日本軍は、海抜100メートルほどのミャンマー側から1500メートル近い山岳地を越え、インパールの盆地に入ったのだ。30を超える多様な民族が共存し、キリスト教徒を中心にイスラム教徒もいて、街には多様性があふれていた。

4WDの車でインパールからコヒマに向けて、約5時間走った。イギリス軍が補給のために造成した道路は、現在も舗装されておらず、何度も頭を車の天井にぶつける片側通行の悪路だった。沿道には、自動小銃をもち迷彩服を着たインド軍兵士がパトロールし、兵士常駐の検問所もあった。

ミャンマーや中国、バングラデシュと国境を接するインド北東部は、インド全体から見ると、民族も歴史も異なる。
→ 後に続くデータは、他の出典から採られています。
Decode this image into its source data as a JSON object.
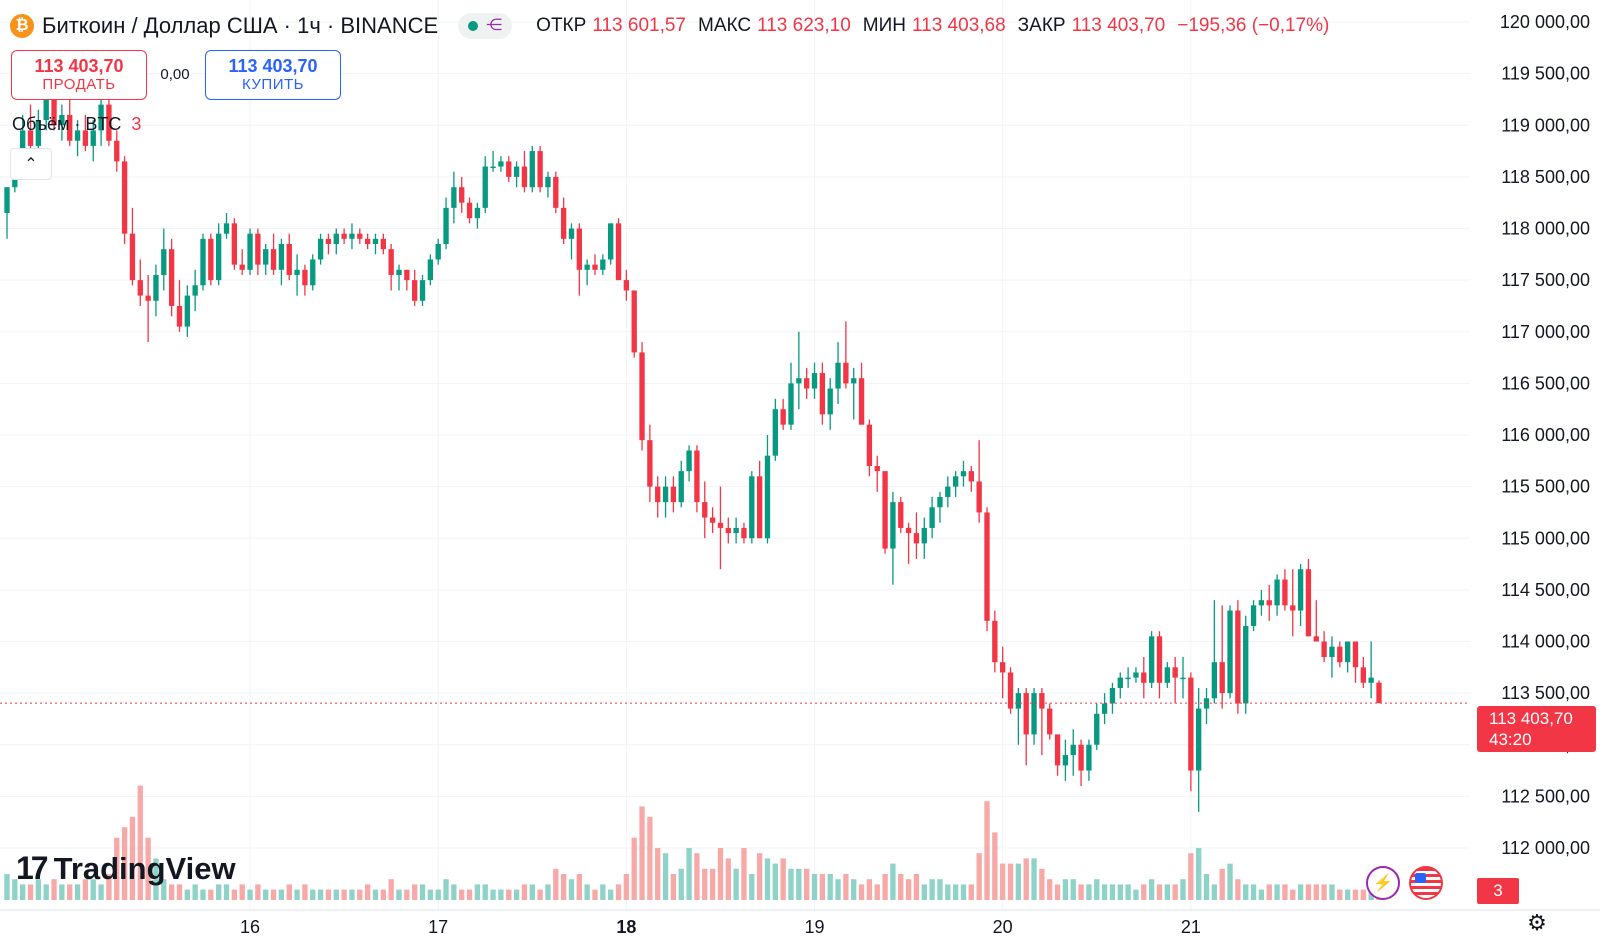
{
  "header": {
    "symbol_title": "Биткоин / Доллар США · 1ч · BINANCE",
    "btc_glyph": "₿",
    "ohlc": [
      {
        "label": "ОТКР",
        "value": "113 601,57"
      },
      {
        "label": "МАКС",
        "value": "113 623,10"
      },
      {
        "label": "МИН",
        "value": "113 403,68"
      },
      {
        "label": "ЗАКР",
        "value": "113 403,70"
      }
    ],
    "change": "−195,36 (−0,17%)"
  },
  "trade": {
    "sell_price": "113 403,70",
    "sell_label": "ПРОДАТЬ",
    "spread": "0,00",
    "buy_price": "113 403,70",
    "buy_label": "КУПИТЬ"
  },
  "volume_legend": {
    "label": "Объём · BTC",
    "value": "3"
  },
  "last_price_tag": {
    "price": "113 403,70",
    "countdown": "43:20"
  },
  "volume_tag": "3",
  "logo_text": "TradingView",
  "colors": {
    "up": "#089981",
    "down": "#f23645",
    "up_volume": "#8fd3c8",
    "down_volume": "#f7a9a7",
    "grid": "#f0f3fa"
  },
  "icons": {
    "collapse": "chevron-up-icon",
    "bolt": "lightning-icon",
    "flag": "us-flag-icon",
    "settings": "gear-icon",
    "share": "share-icon"
  },
  "chart_data": {
    "type": "candlestick",
    "interval": "1h",
    "x_axis_labels": [
      {
        "label": "16",
        "x": 16,
        "bold": false
      },
      {
        "label": "17",
        "x": 17,
        "bold": false
      },
      {
        "label": "18",
        "x": 18,
        "bold": true
      },
      {
        "label": "19",
        "x": 19,
        "bold": false
      },
      {
        "label": "20",
        "x": 20,
        "bold": false
      },
      {
        "label": "21",
        "x": 21,
        "bold": false
      }
    ],
    "y_ticks": [
      {
        "value": 120000,
        "label": "120 000,00"
      },
      {
        "value": 119500,
        "label": "119 500,00"
      },
      {
        "value": 119000,
        "label": "119 000,00"
      },
      {
        "value": 118500,
        "label": "118 500,00"
      },
      {
        "value": 118000,
        "label": "118 000,00"
      },
      {
        "value": 117500,
        "label": "117 500,00"
      },
      {
        "value": 117000,
        "label": "117 000,00"
      },
      {
        "value": 116500,
        "label": "116 500,00"
      },
      {
        "value": 116000,
        "label": "116 000,00"
      },
      {
        "value": 115500,
        "label": "115 500,00"
      },
      {
        "value": 115000,
        "label": "115 000,00"
      },
      {
        "value": 114500,
        "label": "114 500,00"
      },
      {
        "value": 114000,
        "label": "114 000,00"
      },
      {
        "value": 113500,
        "label": "113 500,00"
      },
      {
        "value": 113000,
        "label": "113 000,00"
      },
      {
        "value": 112500,
        "label": "112 500,00"
      },
      {
        "value": 112000,
        "label": "112 000,00"
      }
    ],
    "last_price": 113403.7,
    "candles": [
      [
        118150,
        118400,
        117900,
        118400,
        5
      ],
      [
        118400,
        118700,
        118350,
        118650,
        4
      ],
      [
        118650,
        119100,
        118600,
        118950,
        3
      ],
      [
        118950,
        119200,
        118700,
        118800,
        3
      ],
      [
        118800,
        119150,
        118750,
        119050,
        4
      ],
      [
        119050,
        119400,
        118950,
        119250,
        3
      ],
      [
        119250,
        119450,
        118950,
        119000,
        4
      ],
      [
        119000,
        119200,
        118850,
        119100,
        3
      ],
      [
        119100,
        119300,
        118800,
        118850,
        3
      ],
      [
        118850,
        119050,
        118700,
        118950,
        3
      ],
      [
        118950,
        119100,
        118750,
        118800,
        4
      ],
      [
        118800,
        119050,
        118650,
        118950,
        4
      ],
      [
        118950,
        119300,
        118800,
        119200,
        3
      ],
      [
        119200,
        119300,
        118800,
        118850,
        5
      ],
      [
        118850,
        118950,
        118550,
        118650,
        12
      ],
      [
        118650,
        118700,
        117850,
        117950,
        14
      ],
      [
        117950,
        118200,
        117450,
        117500,
        16
      ],
      [
        117500,
        117700,
        117250,
        117350,
        22
      ],
      [
        117350,
        117550,
        116900,
        117300,
        12
      ],
      [
        117300,
        117650,
        117150,
        117550,
        8
      ],
      [
        117550,
        118000,
        117400,
        117800,
        4
      ],
      [
        117800,
        117900,
        117150,
        117250,
        3
      ],
      [
        117250,
        117500,
        117000,
        117050,
        3
      ],
      [
        117050,
        117450,
        116950,
        117350,
        2
      ],
      [
        117350,
        117600,
        117200,
        117450,
        3
      ],
      [
        117450,
        117950,
        117400,
        117900,
        2
      ],
      [
        117900,
        117950,
        117450,
        117500,
        2
      ],
      [
        117500,
        118050,
        117450,
        117950,
        3
      ],
      [
        117950,
        118150,
        117900,
        118050,
        3
      ],
      [
        118050,
        118100,
        117600,
        117650,
        2
      ],
      [
        117650,
        117800,
        117550,
        117600,
        3
      ],
      [
        117600,
        118000,
        117550,
        117950,
        2
      ],
      [
        117950,
        118000,
        117550,
        117650,
        3
      ],
      [
        117650,
        117850,
        117550,
        117800,
        2
      ],
      [
        117800,
        117950,
        117550,
        117600,
        2
      ],
      [
        117600,
        117900,
        117450,
        117850,
        2
      ],
      [
        117850,
        117950,
        117500,
        117550,
        3
      ],
      [
        117550,
        117750,
        117350,
        117600,
        2
      ],
      [
        117600,
        117650,
        117350,
        117450,
        3
      ],
      [
        117450,
        117750,
        117400,
        117700,
        2
      ],
      [
        117700,
        117950,
        117650,
        117900,
        2
      ],
      [
        117900,
        117950,
        117750,
        117850,
        2
      ],
      [
        117850,
        118000,
        117750,
        117950,
        2
      ],
      [
        117950,
        118000,
        117850,
        117900,
        2
      ],
      [
        117900,
        118050,
        117800,
        117950,
        2
      ],
      [
        117950,
        118000,
        117850,
        117900,
        2
      ],
      [
        117900,
        117950,
        117800,
        117850,
        3
      ],
      [
        117850,
        117950,
        117750,
        117900,
        2
      ],
      [
        117900,
        117950,
        117750,
        117800,
        2
      ],
      [
        117800,
        117850,
        117400,
        117550,
        4
      ],
      [
        117550,
        117650,
        117400,
        117600,
        2
      ],
      [
        117600,
        117600,
        117400,
        117500,
        2
      ],
      [
        117500,
        117600,
        117250,
        117300,
        3
      ],
      [
        117300,
        117550,
        117250,
        117500,
        3
      ],
      [
        117500,
        117750,
        117450,
        117700,
        2
      ],
      [
        117700,
        117900,
        117650,
        117850,
        2
      ],
      [
        117850,
        118300,
        117800,
        118200,
        4
      ],
      [
        118200,
        118550,
        118050,
        118400,
        3
      ],
      [
        118400,
        118500,
        118150,
        118250,
        2
      ],
      [
        118250,
        118300,
        118050,
        118100,
        2
      ],
      [
        118100,
        118250,
        118000,
        118200,
        3
      ],
      [
        118200,
        118700,
        118150,
        118600,
        3
      ],
      [
        118600,
        118750,
        118550,
        118600,
        2
      ],
      [
        118600,
        118700,
        118550,
        118650,
        2
      ],
      [
        118650,
        118700,
        118450,
        118500,
        2
      ],
      [
        118500,
        118650,
        118400,
        118600,
        2
      ],
      [
        118600,
        118750,
        118350,
        118400,
        3
      ],
      [
        118400,
        118800,
        118350,
        118750,
        3
      ],
      [
        118750,
        118800,
        118350,
        118400,
        2
      ],
      [
        118400,
        118550,
        118300,
        118500,
        3
      ],
      [
        118500,
        118550,
        118150,
        118200,
        6
      ],
      [
        118200,
        118300,
        117850,
        117900,
        5
      ],
      [
        117900,
        118050,
        117700,
        118000,
        4
      ],
      [
        118000,
        118050,
        117350,
        117600,
        5
      ],
      [
        117600,
        117700,
        117450,
        117650,
        3
      ],
      [
        117650,
        117750,
        117550,
        117600,
        2
      ],
      [
        117600,
        117750,
        117550,
        117700,
        3
      ],
      [
        117700,
        118050,
        117650,
        118050,
        2
      ],
      [
        118050,
        118100,
        117500,
        117500,
        3
      ],
      [
        117500,
        117600,
        117300,
        117400,
        5
      ],
      [
        117400,
        117400,
        116750,
        116800,
        12
      ],
      [
        116800,
        116900,
        115850,
        115950,
        18
      ],
      [
        115950,
        116100,
        115350,
        115500,
        16
      ],
      [
        115500,
        115600,
        115200,
        115350,
        10
      ],
      [
        115350,
        115600,
        115200,
        115500,
        9
      ],
      [
        115500,
        115600,
        115250,
        115350,
        5
      ],
      [
        115350,
        115750,
        115300,
        115650,
        6
      ],
      [
        115650,
        115900,
        115550,
        115850,
        10
      ],
      [
        115850,
        115900,
        115250,
        115350,
        9
      ],
      [
        115350,
        115550,
        115000,
        115200,
        6
      ],
      [
        115200,
        115300,
        115050,
        115150,
        6
      ],
      [
        115150,
        115500,
        114700,
        115100,
        10
      ],
      [
        115100,
        115200,
        114950,
        115050,
        8
      ],
      [
        115050,
        115200,
        114950,
        115100,
        6
      ],
      [
        115100,
        115150,
        114950,
        115000,
        10
      ],
      [
        115000,
        115650,
        114950,
        115600,
        5
      ],
      [
        115600,
        115750,
        115000,
        115000,
        9
      ],
      [
        115000,
        116000,
        114950,
        115800,
        8
      ],
      [
        115800,
        116350,
        115750,
        116250,
        7
      ],
      [
        116250,
        116350,
        116050,
        116100,
        8
      ],
      [
        116100,
        116700,
        116050,
        116500,
        6
      ],
      [
        116500,
        117000,
        116250,
        116550,
        6
      ],
      [
        116550,
        116650,
        116350,
        116450,
        6
      ],
      [
        116450,
        116700,
        116350,
        116600,
        5
      ],
      [
        116600,
        116700,
        116100,
        116200,
        5
      ],
      [
        116200,
        116550,
        116050,
        116450,
        5
      ],
      [
        116450,
        116900,
        116300,
        116700,
        4
      ],
      [
        116700,
        117100,
        116450,
        116500,
        5
      ],
      [
        116500,
        116650,
        116150,
        116550,
        4
      ],
      [
        116550,
        116700,
        116100,
        116100,
        3
      ],
      [
        116100,
        116150,
        115600,
        115700,
        4
      ],
      [
        115700,
        115800,
        115450,
        115650,
        3
      ],
      [
        115650,
        115650,
        114850,
        114900,
        5
      ],
      [
        114900,
        115450,
        114550,
        115350,
        7
      ],
      [
        115350,
        115400,
        115050,
        115100,
        5
      ],
      [
        115100,
        115150,
        114750,
        115050,
        4
      ],
      [
        115050,
        115250,
        114800,
        114950,
        5
      ],
      [
        114950,
        115200,
        114800,
        115100,
        3
      ],
      [
        115100,
        115400,
        115000,
        115300,
        4
      ],
      [
        115300,
        115450,
        115150,
        115400,
        4
      ],
      [
        115400,
        115600,
        115300,
        115500,
        3
      ],
      [
        115500,
        115650,
        115400,
        115600,
        3
      ],
      [
        115600,
        115750,
        115500,
        115650,
        3
      ],
      [
        115650,
        115700,
        115450,
        115550,
        3
      ],
      [
        115550,
        115950,
        115150,
        115250,
        9
      ],
      [
        115250,
        115300,
        114100,
        114200,
        19
      ],
      [
        114200,
        114300,
        113700,
        113800,
        13
      ],
      [
        113800,
        113950,
        113450,
        113700,
        7
      ],
      [
        113700,
        113750,
        113300,
        113350,
        7
      ],
      [
        113350,
        113550,
        113000,
        113500,
        7
      ],
      [
        113500,
        113550,
        112800,
        113100,
        8
      ],
      [
        113100,
        113550,
        113000,
        113500,
        8
      ],
      [
        113500,
        113550,
        112900,
        113350,
        6
      ],
      [
        113350,
        113400,
        113050,
        113100,
        4
      ],
      [
        113100,
        113100,
        112700,
        112800,
        3
      ],
      [
        112800,
        113050,
        112650,
        112900,
        4
      ],
      [
        112900,
        113150,
        112700,
        113000,
        4
      ],
      [
        113000,
        113050,
        112600,
        112750,
        3
      ],
      [
        112750,
        113050,
        112650,
        113000,
        3
      ],
      [
        113000,
        113400,
        112950,
        113300,
        4
      ],
      [
        113300,
        113500,
        113200,
        113400,
        3
      ],
      [
        113400,
        113600,
        113300,
        113550,
        3
      ],
      [
        113550,
        113700,
        113450,
        113650,
        3
      ],
      [
        113650,
        113750,
        113550,
        113650,
        3
      ],
      [
        113650,
        113750,
        113600,
        113700,
        2
      ],
      [
        113700,
        113850,
        113450,
        113600,
        3
      ],
      [
        113600,
        114100,
        113550,
        114050,
        4
      ],
      [
        114050,
        114100,
        113450,
        113600,
        3
      ],
      [
        113600,
        113800,
        113550,
        113750,
        3
      ],
      [
        113750,
        113850,
        113400,
        113650,
        3
      ],
      [
        113650,
        113850,
        113450,
        113650,
        4
      ],
      [
        113650,
        113700,
        112550,
        112750,
        9
      ],
      [
        112750,
        113550,
        112350,
        113350,
        10
      ],
      [
        113350,
        113550,
        113200,
        113450,
        5
      ],
      [
        113450,
        114400,
        113400,
        113800,
        3
      ],
      [
        113800,
        114350,
        113350,
        113500,
        6
      ],
      [
        113500,
        114350,
        113450,
        114300,
        7
      ],
      [
        114300,
        114400,
        113300,
        113400,
        4
      ],
      [
        113400,
        114250,
        113300,
        114150,
        3
      ],
      [
        114150,
        114400,
        114100,
        114350,
        3
      ],
      [
        114350,
        114500,
        114250,
        114400,
        2
      ],
      [
        114400,
        114550,
        114200,
        114350,
        3
      ],
      [
        114350,
        114650,
        114250,
        114600,
        3
      ],
      [
        114600,
        114700,
        114300,
        114350,
        3
      ],
      [
        114350,
        114700,
        114050,
        114300,
        2
      ],
      [
        114300,
        114750,
        114150,
        114700,
        3
      ],
      [
        114700,
        114800,
        114050,
        114050,
        3
      ],
      [
        114050,
        114400,
        114000,
        114000,
        3
      ],
      [
        114000,
        114100,
        113800,
        113850,
        3
      ],
      [
        113850,
        114050,
        113650,
        113950,
        3
      ],
      [
        113950,
        114000,
        113750,
        113800,
        2
      ],
      [
        113800,
        114000,
        113700,
        114000,
        2
      ],
      [
        114000,
        114000,
        113600,
        113750,
        2
      ],
      [
        113750,
        113850,
        113550,
        113600,
        2
      ],
      [
        113600,
        114000,
        113450,
        113650,
        3
      ],
      [
        113601.57,
        113623.1,
        113403.68,
        113403.7,
        3
      ]
    ]
  }
}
ナガランド州など計8州には、400を超す少数民族を中心に約5000万人が住んでいる。15の部族からなるナガ民族は、独自の文化や風習を守ってきた。

しかし、イギリスがインドを植民地とした1877年以降、インドに統合されることになり、1880年からイギリスに長く支配された。

第二次世界大戦後の1947年、インド独立直前に一時的に自治権を回復したが、その2年後、再びインドに併合された。1956年までインド政府と独立をめぐって内戦を展開し、現在も自治権をめぐり激しい反体制運動が繰り広げられている。インドの歴代政府も、治安維持を理由に外部との接触を禁じ、近年まで日本人を含む外国人の入境が厳しく規制されていた。

筆者が訪れたコヒマは、標高約1500メートル、人口11万5000人の高山都市だ。雲の上の山の斜面に住宅が建ち並ぶような光景に驚く。われわれ一行を出迎えてくれたナガ民族は、「日本人とナガ民族は兄弟だ」と親近感をもっていた。

たしかに顔立ちや身体つきがわれわれ日本人とどこか似ている。これはナガ民族が、一般的なインド人に多い肌黒いアーリア系ではなく、アジア系のモンゴロイドだからであろう(宗教はキリスト教である)。